На Калистусе Мэнбаре надет просторный диагоналевый пиджак табачного цвета. Из нагрудного кармана высовывается кончик нарядного носового платка. Белый, низко вырезанный жилет на трех золотых пуговицах. От одного кармана к другому протянулась массивная цепь; на одном ее конце хронометр, а на другом — шагомер, не говоря уже о многочисленных брелоках, позвякивающих между ними. Эта выставка ювелирных изделий дополняется целой серией перстней, украшающих толстые красные пальцы. Рубашка безукоризненной белизны, туго до блеска накрахмаленная, с тремя сверкающими бриллиантовыми запонками, с большим отложным воротником, почти закрывающим галстук из узкой золотисто-коричневой тесьмы. Просторные полосатые брюки, постепенно суживающиеся книзу, и шнурованные ботинки с алюминиевыми пряжками.

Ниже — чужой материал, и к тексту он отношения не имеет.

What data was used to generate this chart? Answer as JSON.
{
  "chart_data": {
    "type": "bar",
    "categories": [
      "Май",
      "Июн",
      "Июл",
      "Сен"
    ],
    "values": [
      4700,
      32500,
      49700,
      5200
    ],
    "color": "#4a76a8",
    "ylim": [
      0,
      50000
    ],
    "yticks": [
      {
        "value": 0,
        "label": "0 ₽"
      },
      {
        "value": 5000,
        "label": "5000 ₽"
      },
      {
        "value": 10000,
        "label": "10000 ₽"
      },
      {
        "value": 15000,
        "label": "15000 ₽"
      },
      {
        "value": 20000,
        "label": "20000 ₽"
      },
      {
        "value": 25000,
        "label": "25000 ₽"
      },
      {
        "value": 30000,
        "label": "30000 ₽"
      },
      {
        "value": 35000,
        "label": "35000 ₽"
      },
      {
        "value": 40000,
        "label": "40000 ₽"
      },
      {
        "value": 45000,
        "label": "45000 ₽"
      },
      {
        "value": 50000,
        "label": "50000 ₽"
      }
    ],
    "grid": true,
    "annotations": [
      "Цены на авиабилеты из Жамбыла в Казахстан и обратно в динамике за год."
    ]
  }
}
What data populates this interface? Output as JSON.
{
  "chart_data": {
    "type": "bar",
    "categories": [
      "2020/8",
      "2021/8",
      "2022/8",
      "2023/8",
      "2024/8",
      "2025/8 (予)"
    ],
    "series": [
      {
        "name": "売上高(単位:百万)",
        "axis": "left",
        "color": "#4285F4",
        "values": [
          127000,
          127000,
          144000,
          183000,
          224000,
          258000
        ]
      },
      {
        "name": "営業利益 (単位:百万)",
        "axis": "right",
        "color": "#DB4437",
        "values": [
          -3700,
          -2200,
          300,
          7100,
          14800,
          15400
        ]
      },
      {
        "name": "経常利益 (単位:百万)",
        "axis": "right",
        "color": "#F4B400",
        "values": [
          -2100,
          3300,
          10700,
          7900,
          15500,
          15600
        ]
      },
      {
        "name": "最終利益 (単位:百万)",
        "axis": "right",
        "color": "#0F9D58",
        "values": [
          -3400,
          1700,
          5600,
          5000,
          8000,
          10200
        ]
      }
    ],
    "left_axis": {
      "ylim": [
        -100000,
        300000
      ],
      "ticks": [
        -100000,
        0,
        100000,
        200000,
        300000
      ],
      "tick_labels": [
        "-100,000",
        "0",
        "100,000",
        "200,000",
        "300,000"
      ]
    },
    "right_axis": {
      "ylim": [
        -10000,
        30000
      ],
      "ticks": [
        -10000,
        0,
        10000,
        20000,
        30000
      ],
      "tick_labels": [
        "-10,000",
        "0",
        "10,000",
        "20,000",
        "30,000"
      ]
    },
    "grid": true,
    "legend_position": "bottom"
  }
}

Что касается физиономии янки, то, хотя черты лица его очень выразительны, за этой выразительностью ничего не скрывается, — такие лица-бывают у людей, которые ни в чем не сомневаются и которые, как говорится, «видали виды». Человек он наверняка весьма оборотистый, а также энергичный, о чем свидетельствуют крепость его мускулов, резкие складки надбровья и сжатые челюсти. Нередко он раскатисто хохочет, но как-то в нос, так что его смех больше похож на насмешливое ржание.

Таков Калистус Мэнбар. Завидев членов квартета, он приподымает свою широкополую шляпу, к которой очень подошло бы страусовое перо по моде времен Людовика XIII. Он пожимает четырем артистам руки и подводит их к столу, где бурлит чайник и дымится традиционное жаркое. Он все время говорит, не давая собеседникам перебить его ни одним вопросом, может быть именно для того, чтобы уклониться от ответов, — расписывает великолепие города, необычайные обстоятельства, при которых тот возник, и по окончании завтрака заключает свой пространный монолог такими словами:

— Подымайтесь, господа, и следуйте за мной. Я только хочу вас предупредить…

— Насчет чего? — спрашивает Фрасколен.

— У нас строжайше запрещено плевать на улицах.

— Да у нас и нет такой привычки… — протестует Ивернес.